Seit ich meinen Zahnlücken Namen gebe, sind mir die Ausfälle der Beißer viel erträglicher geworden - sie gemahnen nicht mehr so heftig ans Ende. Eine zum Beispiel ist mir die Bucht von La Spezia. (unten rechts ) Sie kennen La Spezia nicht?  Dort wurde einst der von Fischen zerfressene Leichnam des englischen Romantikers Percy B. Shelley angespült, nachdem er Tage vorher mit dem Boot seines Freundes Byron im Sturm gekentert war.
Dieses Boot, Byron taufte es nach seinem Werk "Don Juan," doch Shelley gefiel das Frivole des Herzensbrechers nicht, überpinselte den Namen und nannte es nach einem Engel "Ariel."
Als nun die Trümmer des Bootes ebenfalls an den Strand geworfen wurden, fand man nur  wieder den Schriftzug "Don Juan" an der Planke. Den Ariel hatten die Wellen abgewaschen.
Nun kann man darüber geteilter Meinung sein, ob der Engel den in der Blüte seiner Jugend stehenden Dichter zu sich heimholte, oder dieser nur einfach ertrank. Tatsache ist, daß das Schicksal seine eigene Handschrift hat und begangene Verfehlungen immer - IMMER! - zu Lücken führen, die wiederum einen Büßer einfordern, der zur Lücke passt, als Lückenbüßer.
Shelleys zweite Frau Mary arbeitete gerade am Frankenstein, die erste Frau starb im Irrenhaus.
Und erst nach der Buße ist der Büßer erlöst, das Kapitel kann dann geschlossen werden.
(Der Frankenstein war das Bild der Sorge der Romantiker vor der kommenden Industrialisierung und deren Folgen)

Das Gebiß ist das Organ des Zerkleinerns von Nahrung - des Tötens demzufolge. Fallen Zähne aus oder beginnen zu wackeln, so zeigt es an, daß wir ihnen kein guter Wirt waren. Jeder Zecher liebt den guten Wirt und bleibt gern bei ihm.
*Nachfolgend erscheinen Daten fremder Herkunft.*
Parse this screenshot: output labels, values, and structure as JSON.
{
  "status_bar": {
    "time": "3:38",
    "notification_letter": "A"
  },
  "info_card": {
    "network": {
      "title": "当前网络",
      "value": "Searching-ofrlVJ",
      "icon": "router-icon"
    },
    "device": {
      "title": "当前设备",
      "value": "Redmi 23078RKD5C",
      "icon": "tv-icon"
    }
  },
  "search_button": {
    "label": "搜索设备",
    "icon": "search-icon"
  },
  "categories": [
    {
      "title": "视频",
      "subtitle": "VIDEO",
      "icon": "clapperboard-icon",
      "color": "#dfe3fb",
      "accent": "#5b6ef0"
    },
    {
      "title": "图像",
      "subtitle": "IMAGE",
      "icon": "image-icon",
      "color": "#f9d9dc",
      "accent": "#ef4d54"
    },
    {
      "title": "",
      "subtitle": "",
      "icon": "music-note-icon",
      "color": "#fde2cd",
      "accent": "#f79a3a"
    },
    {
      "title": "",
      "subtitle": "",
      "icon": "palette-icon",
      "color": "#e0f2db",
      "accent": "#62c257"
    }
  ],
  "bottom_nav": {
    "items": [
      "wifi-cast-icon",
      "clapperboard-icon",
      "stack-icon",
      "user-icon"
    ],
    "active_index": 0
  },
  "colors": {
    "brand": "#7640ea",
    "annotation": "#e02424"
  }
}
Ein Wirt - der gute Wirt sorgt immer für Nachschub an Zerkleinerbarem, sowie dem Abtransport durch Flüssigkeiten, aber zugleich auch für Ordnung in der Wirtschaft - für saubere Toiletten, daß keiner randaliert, sich über den Durst trinkend ungebührlich gegen andere benimmt und so weiter und so fort.
Wenn diese Zerkleinerungsgesellen uns - ihre angestammte Heimat - verlassen, so sicher nur, weil wir schlechte Wirte sind.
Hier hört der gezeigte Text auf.